Dear Community,
i would like to ask a more general question about exome sequencing, and mutation analysis. I have mainly analyzed transcriptomics data, so excuse me for any naive questions on this matter. I have some preliminary exome sequencing data (both fastq and bam files) from 3 patients:
in detail, i have for the same patients both whole exome sequencing data from CTCs (circulating tumor cells) and also exome sequencing data from biopsies of the same patients.
The main goal idea, is to find/identify if there are common mutational patterns (ie.SNPs) between circulating tumor cells and biopsies, which would be very vital for the time of diagnosis of the specific cancer, as also for the relative biological mechanisms, etc.

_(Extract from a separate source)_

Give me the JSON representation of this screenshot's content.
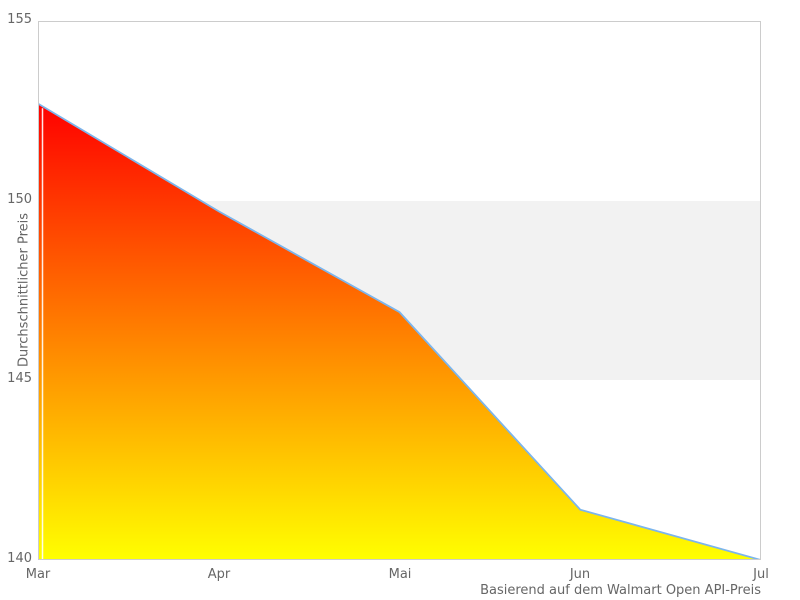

Perhaps an major issue is that there is no reference normal tissue (that probably limits the identification of somatic variants), as also the small number of patients-however, any ideas or suggestions about which tools or approaches i could implement for a putative variant annotation, or comparison, for this specific scenario ?
Thank you in advance,
Efstathios-Iason
About the somatic variants: you can annotate with ExAC (or other population databases) to remove "putative germline" from your analysis. There are plenty of suggestions on Biostars already. Second, depending on your scientific question, it might be sufficient to use the "tumor" as "normal" because you are particularly interested in the additional mutations. For example, a non-metastatic cancer become more likely to build metastatis after aquiring a SMAD4 mutation. If you are only interested in PrimaryTumor vs. CTC variant differences, this might be a possible way to go?
Dear Manuel,
thank you for your answer and suggestions-i will search in the forum for similar threads-actually, because both biopsies and circulating tumor cells were isolated from the same time of diagnosis-where the tumor has already spread due to its specific nature, so it is not definately primary in both-the main interest is to find common mutational patterns-if they could be identified due to general tumor heterogeneity- between these two types of samples
I agree, in that case you should not use tumor as normal. But than I would still go forward with calling mutations on all samples and removing everything found in population databases with decent frequency.